The opening exchanges were torturously tight and high on both excitement and nerves. The pace was frenetic but neither played with consummate assurance. Irujo stamped an early mark, taking the first point by passing Aimar on the left but cancelled it out with an error in the next. Irujo took the next rally with a ball down the wall but then Aimar sent a warning of his presence with a cross court bullet. 2-2 became 3-3 after an error apiece and nobody had the ascendency. All cagey looks and concentrated stares, the protagonists seemed deep in a subtle mind game. Aimar was the first to make his move, taking the game from stalemate to 6-3. His run of three points was kick started by Irujo completely missing a ball against the side wall, much to his scowling disdain, and he broke clear with a wonderfully worked point in which he pinned Irujo to the wall before whipping the ball to the right. This was followed by a service winner which his opponent totally misjudged. 6-3 could easily have been 7-3 had his attempted gantxo winner made contact with the frontis but his three point cushion was restored when Irujo made an almost identical error in the next point, although he was possibly hard done by with the referee’s call. Aimar, however, was unable to break free and despite flashes of his customary brilliance, the typical nervous errors of such a momentous match crept into his play. He doggedly fought off a barrage of txoko attempts in the next point before somewhat needlessly hitting high and then miscued a sotomano which he sent clattering into the metal. His lead extended once more to two when Irujo went wide, and dropped again to one when he went low.

From this impasse, the colour of the encounter changed as Aimar exerted the control he had hitherto struggled to find. From 8-7 he advanced to 13-8 and the only point he lost in the sequence was due in part to Irujo’s unintentional blocking of his path, which lay just on the right side of the law as far as the officials were concerned. Aimar is renowned as an excellent tactical thinker and he showed his aptitude here in getting Irujo exactly where he needed him as he controlled the open spaces. This was especially evident in the point on 10-8 in which he completely out-foxed Irujo, hitting left to right as he hared the other way.
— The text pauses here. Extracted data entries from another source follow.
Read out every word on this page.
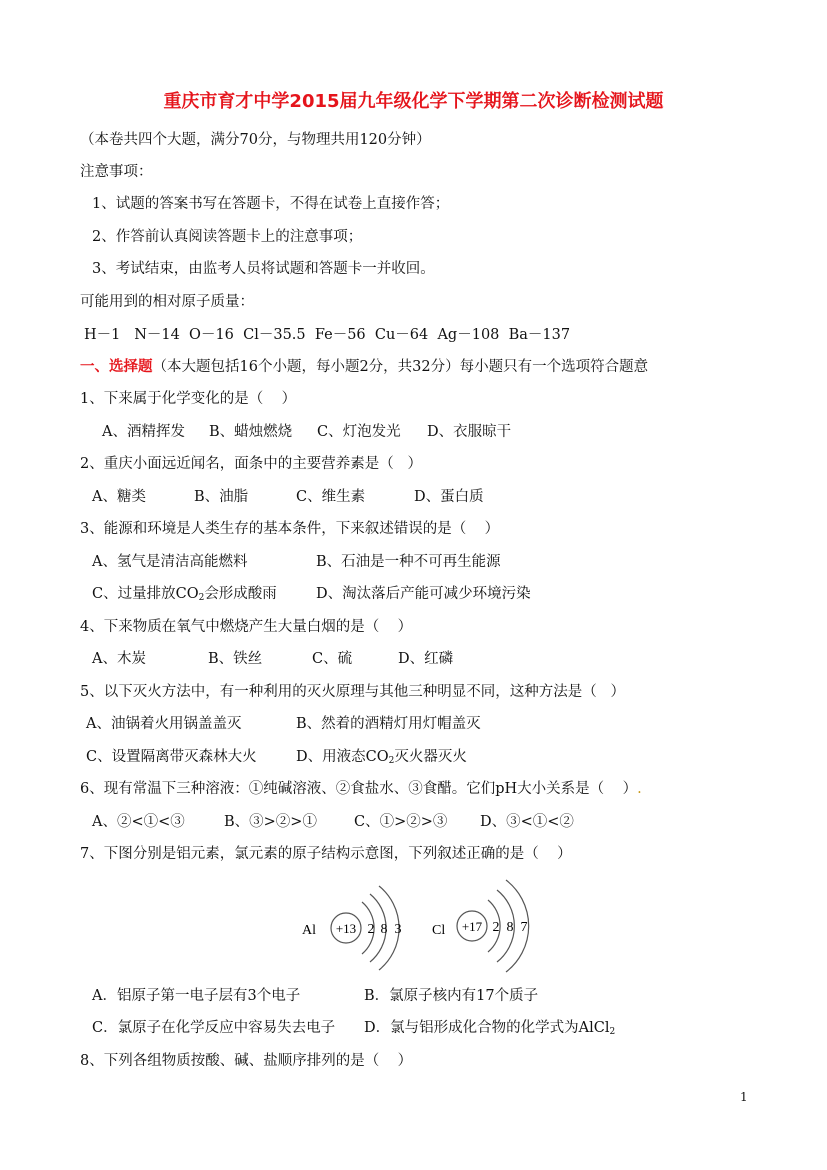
重庆市育才中学2015届九年级化学下学期第二次诊断检测试题
（本卷共四个大题，满分70分，与物理共用120分钟）
注意事项：
1、试题的答案书写在答题卡，不得在试卷上直接作答；
2、作答前认真阅读答题卡上的注意事项；
3、考试结束，由监考人员将试题和答题卡一并收回。
可能用到的相对原子质量：
H－1   N－14  O－16  Cl－35.5  Fe－56  Cu－64  Ag－108  Ba－137
一、选择题（本大题包括16个小题，每小题2分，共32分）每小题只有一个选项符合题意
1、下来属于化学变化的是（    ）
A、酒精挥发 B、蜡烛燃烧 C、灯泡发光 D、衣服晾干
2、重庆小面远近闻名，面条中的主要营养素是（   ）
A、糖类	B、油脂	C、维生素	D、蛋白质
3、能源和环境是人类生存的基本条件，下来叙述错误的是（    ）
A、氢气是清洁高能燃料	B、石油是一种不可再生能源
C、过量排放$CO_2$会形成酸雨	D、淘汰落后产能可减少环境污染
4、下来物质在氧气中燃烧产生大量白烟的是（    ）
A、木炭	B、铁丝	C、硫	D、红磷
5、以下灭火方法中，有一种利用的灭火原理与其他三种明显不同，这种方法是（   ）
A、油锅着火用锅盖盖灭	B、然着的酒精灯用灯帽盖灭
C、设置隔离带灭森林大火	D、用液态$CO_2$灭火器灭火
6、现有常温下三种溶液：①纯碱溶液、②食盐水、③食醋。它们pH大小关系是（    ）.
A、②<①<③	B、③>②>①	C、①>②>③ D、③<①<②
7、下图分别是铝元素，氯元素的原子结构示意图，下列叙述正确的是（    ）
Al +13 2 8 3 Cl +17 2 8 7
A．铝原子第一电子层有3个电子	B．氯原子核内有17个质子
C．氯原子在化学反应中容易失去电子 D．氯与铝形成化合物的化学式为AlCl$_2$
8、下列各组物质按酸、碱、盐顺序排列的是（    ）
1
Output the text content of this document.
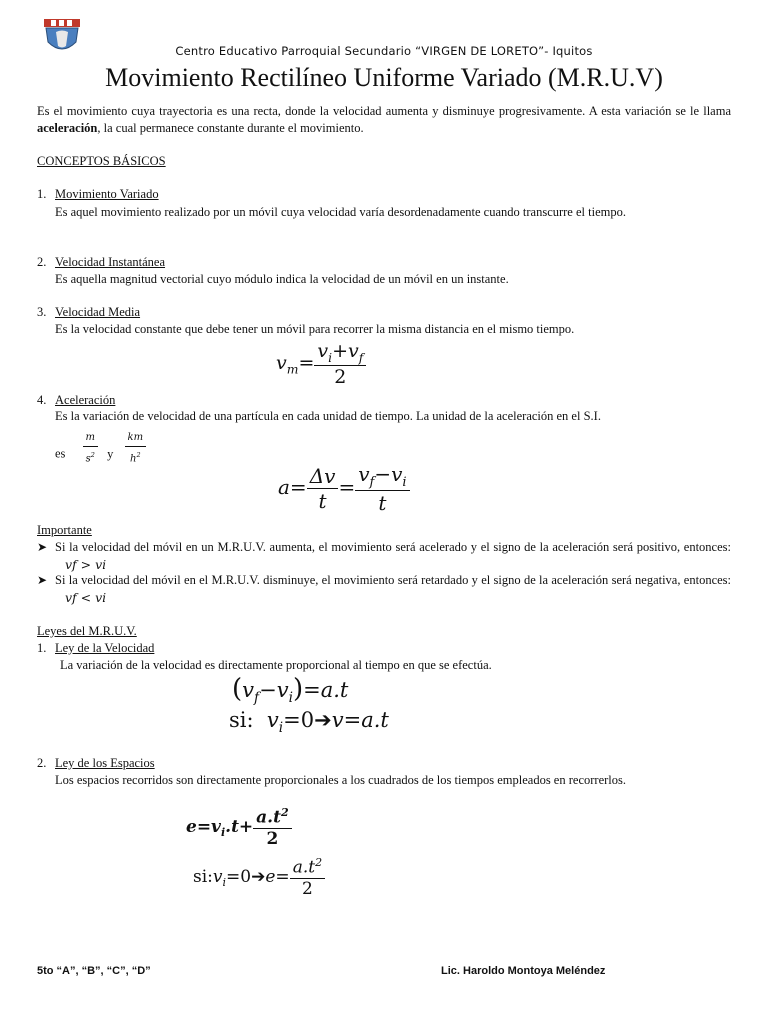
Centro Educativo Parroquial Secundario “VIRGEN DE LORETO”- Iquitos
Movimiento Rectilíneo Uniforme Variado (M.R.U.V)
Es el movimiento cuya trayectoria es una recta, donde la velocidad aumenta y disminuye progresivamente. A esta variación se le llama aceleración, la cual permanece constante durante el movimiento.
CONCEPTOS BÁSICOS
1. Movimiento Variado
Es aquel movimiento realizado por un móvil cuya velocidad varía desordenadamente cuando transcurre el tiempo.
2. Velocidad Instantánea
Es aquella magnitud vectorial cuyo módulo indica la velocidad de un móvil en un instante.
3. Velocidad Media
Es la velocidad constante que debe tener un móvil para recorrer la misma distancia en el mismo tiempo.
$v_m= \frac{v_i+v_f}{2}$
4. Aceleración
Es la variación de velocidad de una partícula en cada unidad de tiempo. La unidad de la aceleración en el S.I.
es $^{\frac{m}{s^2}}$ y $^{\frac{km}{h^2}}$
$a= \frac{\Delta v}{t} = \frac{v_f-v_i}{t}$
Importante
➤ Si la velocidad del móvil en un M.R.U.V. aumenta, el movimiento será acelerado y el signo de la aceleración será positivo, entonces: vf > vi
➤ Si la velocidad del móvil en el M.R.U.V. disminuye, el movimiento será retardado y el signo de la aceleración será negativa, entonces: vf < vi
Leyes del M.R.U.V.
1. Ley de la Velocidad
La variación de la velocidad es directamente proporcional al tiempo en que se efectúa.
$(v_f-v_i)=a.t$
si:  $v_i=0➔v=a.t$
2. Ley de los Espacios
Los espacios recorridos son directamente proporcionales a los cuadrados de los tiempos empleados en recorrerlos.
$e=v_i.t+ \frac{a.t^2}{2}$
$si:v_i=0➔e= \frac{a.t^2}{2}$
5to “A”, “B”, “C”, “D”	Lic. Haroldo Montoya Meléndez
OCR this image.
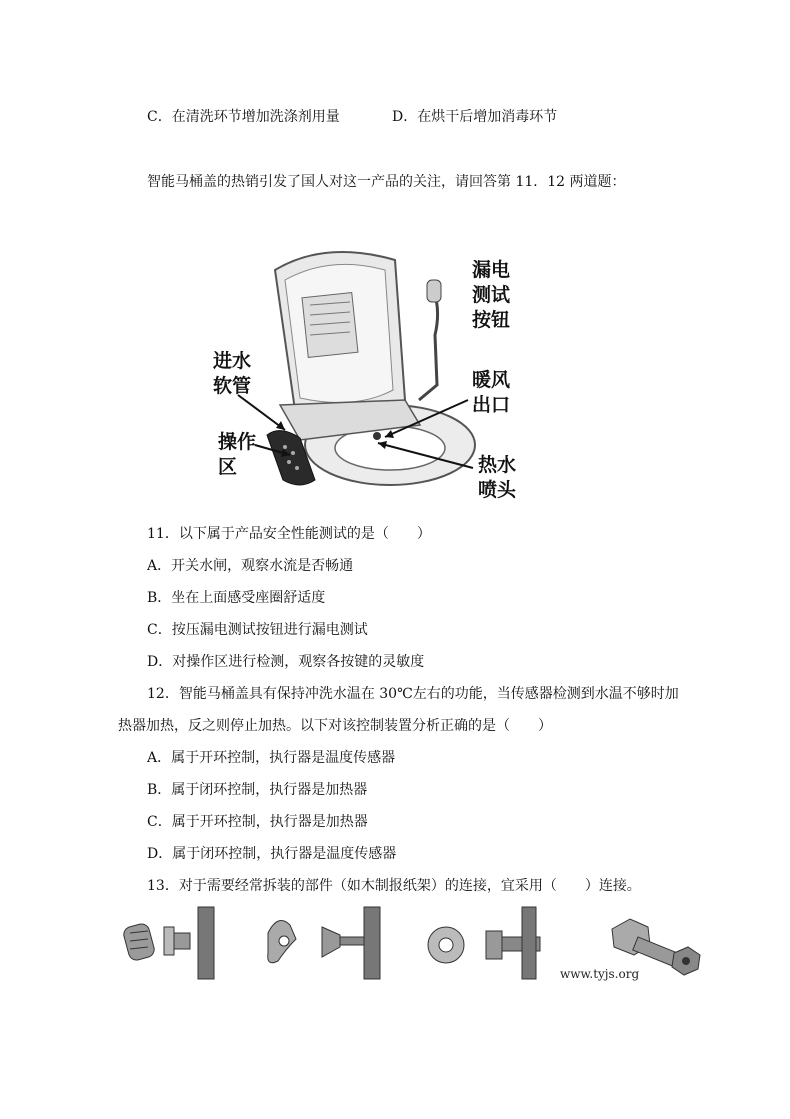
C．在清洗环节增加洗涤剂用量	D．在烘干后增加消毒环节
智能马桶盖的热销引发了国人对这一产品的关注，请回答第 11．12 两道题：
漏电
测试
按钮
进水
软管	暖风
出口
操作
区	热水
喷头
11．以下属于产品安全性能测试的是（　　）
A．开关水闸，观察水流是否畅通
B．坐在上面感受座圈舒适度
C．按压漏电测试按钮进行漏电测试
D．对操作区进行检测，观察各按键的灵敏度
12．智能马桶盖具有保持冲洗水温在 30℃左右的功能，当传感器检测到水温不够时加
热器加热，反之则停止加热。以下对该控制装置分析正确的是（　　）
A．属于开环控制，执行器是温度传感器
B．属于闭环控制，执行器是加热器
C．属于开环控制，执行器是加热器
D．属于闭环控制，执行器是温度传感器
13．对于需要经常拆装的部件（如木制报纸架）的连接，宜采用（　　）连接。
www.tyjs.org
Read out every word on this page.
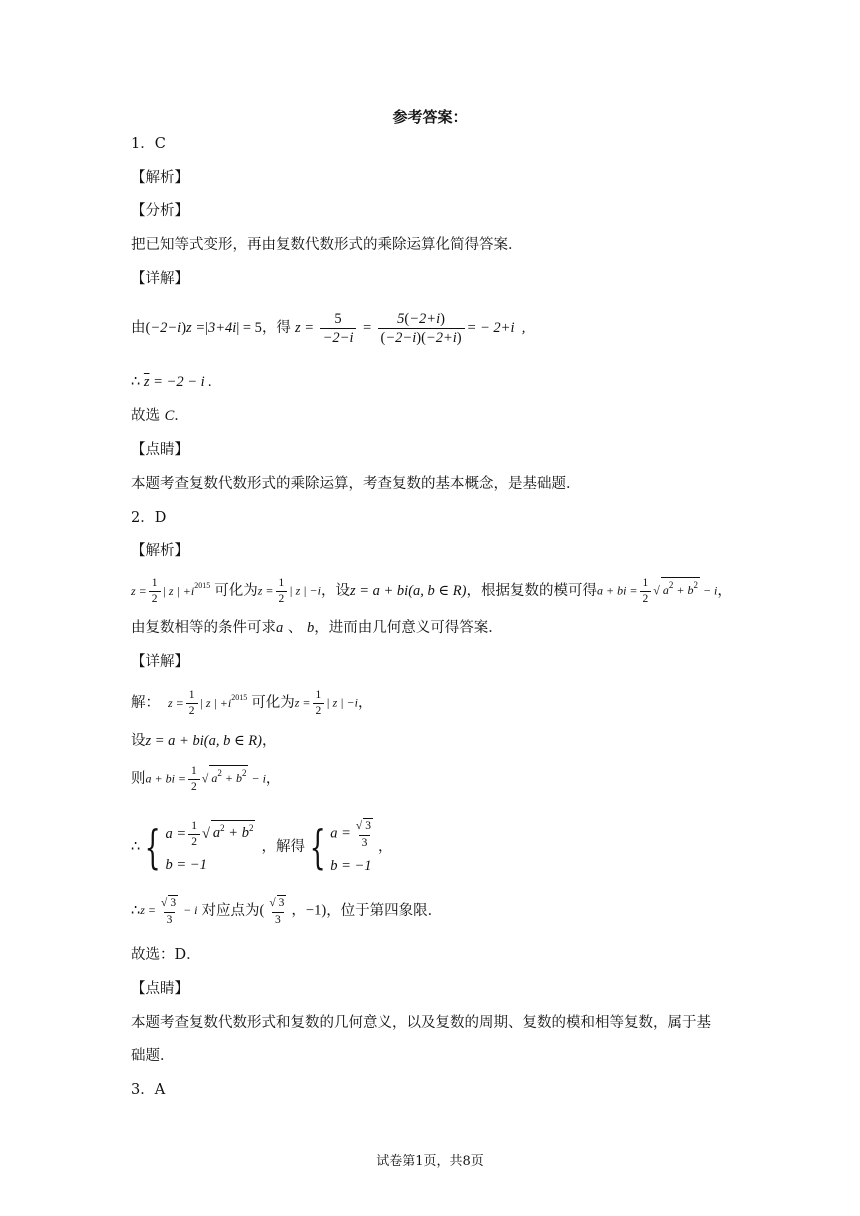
参考答案：
1．C
【解析】
【分析】
把已知等式变形，再由复数代数形式的乘除运算化简得答案．
【详解】
由 (−2−i)z =|3+4i| = 5 ，得 $z = \frac{5}{-2-i} = \frac{5(-2+i)}{(-2-i)(-2+i)}$ = − 2+i  ,
∴ $\overline{z} = -2 - i$ .
故选 C．
【点睛】
本题考查复数代数形式的乘除运算，考查复数的基本概念，是基础题．
2．D
【解析】
$z = \frac{1}{2}$ | z | $+i^{2015}$ 可化为 $z = \frac{1}{2}$ | z | −i ，设 z = a + bi(a, b ∈ R) ，根据复数的模可得 a + bi = $\frac{1}{2}$ √ $a^2 + b^2 - i$ ，
由复数相等的条件可求a 、 b，进而由几何意义可得答案．
【详解】
解： $z = \frac{1}{2}$ | z | $+i^{2015}$ 可化为 $z = \frac{1}{2}$ | z | −i ，
设z = a + bi(a, b ∈ R)，
则 a + bi = $\frac{1}{2}$ √ $a^2 + b^2 - i$ ，
∴ { $a = \frac{1}{2}$ √ $a^2 + b^2$
b = −1
，解得 { $a = \frac{√ 3}{3}$
b = −1
，
∴ $z = \frac{√ 3}{3} - i$ 对应点为 ( $\frac{√ 3}{3}$ ，−1) ，位于第四象限．
故选：D．
【点睛】
本题考查复数代数形式和复数的几何意义，以及复数的周期、复数的模和相等复数，属于基
础题．
3．A
试卷第1页，共8页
His served also increased in potency, giving him the upper hand in rallies from the off, and the point which gave him his five point lead was brought about by his second sakez.

Aimar was obviously the more composed and the more potent, but as he stated in his post match press conference, you can never be sure to have buried Irujo until you reach 22. This being the case, his fury with himself at letting his great rival back into the game was fully understandable. Once again Irujo hauled himself back to within one point thanks to four errors in a row from Aimar which sprang more from a slippage of his own standards than a raise in Irujo’s. It seemed the championship would go to the wire, but what occurred over the following twenty minutes must constitute one of the most startling meltdowns in of the current era. Irujo would not win another point as Aimar strode towards the txapela with unshakeable assurance. He realised the importance of the point on 13-12, not wanting to give Irujo the mental boost of drawing level with him for the first time since 3-3 and pumped the air as if to signal the dawn of Irujo’s demise when he won it. If that was crucial, the next play was more truly the turning point, a momentous, never-ending whirl of hitting in which Irujo had Aimar running for his life, falling and tumbling in his desperate efforts to recover. The destination of the point appeared obvious, but Aimar thrillingly turned straining defence into glorious attack with a gantxo from nowhere, followed by an unreachable txoko. Irujo, dejected, must have wondered what he could possibly do to get past the obstacle in his path. Aimar did not celebrate, but leant his forehead against the wall, a picture of concentration, focussed on what he still had to do to make the prize his. The mentality of a champion.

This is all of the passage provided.